Blood stem cells refer to hematopoietic mother cells, also known as hematopoietic stem cells, with excellent self-renewal (self-renewal) and proliferation capabilities, usually found in the bone marrow, about 1% of the bone marrow with nuclear cells, in the peripheral blood 0.1%. These blood stem cells, in addition to being found in the bone marrow and peripheral blood, are also rich in the umbilical cord blood at birth. Stem cell transplantation, simply to infuse stem cells into the peripheral blood of the patient, because of its special home-and-nest function, new stem cells will replace abnormal or dysfunctional tissue, restore organ function, called stem cell transplantation.
Characteristics of blood stem cells
The percentage of blood of human body is about 7 to 8% of the body's body weight, in 60 kg of adults, about 4,200 to 4,800 c.c. blood is divided into plasma and blood cells. The plasma is slightly yellow, about 90% of which is water, and the rest is mostly plasma proteins (including many antibodies, hormones, enzymes, etc.), as well as trace amounts of nutrients, metabolic waste and gas.
Blood cells can be divided into lymphatic blood cells and myelin hemies. Lymphatic blood cells, including B lymphocytes, T lymphocytes, and natural killer cells, form the body's immune system, circulate the body, hunt for foreign antigens, and produce an immune response to eliminate it. Myelin blood cells are divided into red blood cells, white blood cells and platelets, respectively, with assistance in gas transport, disease prevention, blood clotting and other functions.

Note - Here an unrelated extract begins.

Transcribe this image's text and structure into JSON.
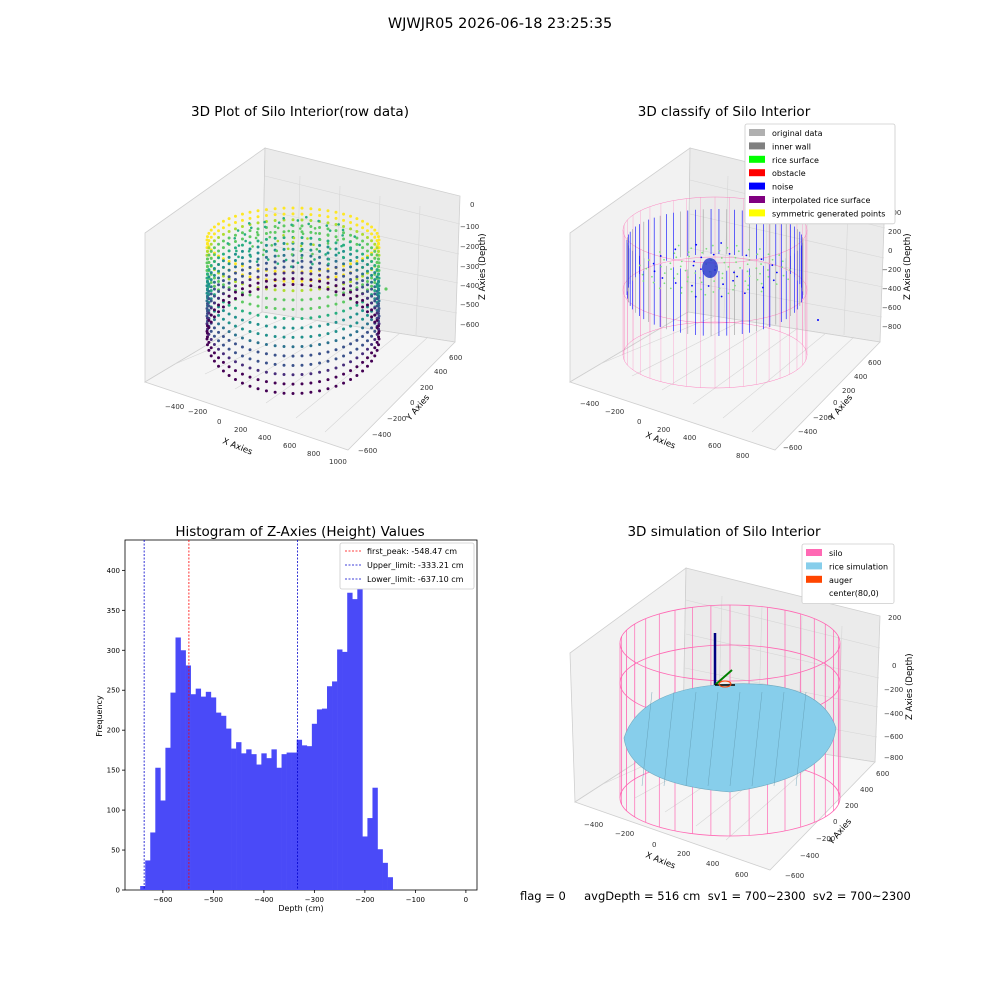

Different blood cells have different life cycles, from hours to months, and the body must produce about 100 billion blood cells a day to supplement the normal aging and depletion of blood cells and achieve the normal physiological balance of the body. The production of such a large number of blood cells depends on a very small group of hematopoietic stem cells, which shows the importance and activeness of hematopoietic stem cells in the human body.
Hematopoietic stem cells are cells which have the ability to re-renew themselves in the blood or bone marrow, where at least one sub-cell maintains the same characteristics as before the division and can divide continuously; Hematopoietic stem cells differentiate into a variety of specific blood cell; The ability to move from bone marrow to peripheral circulation and back to bone marrow is an important basis for hematopoietic stem cell transplantation.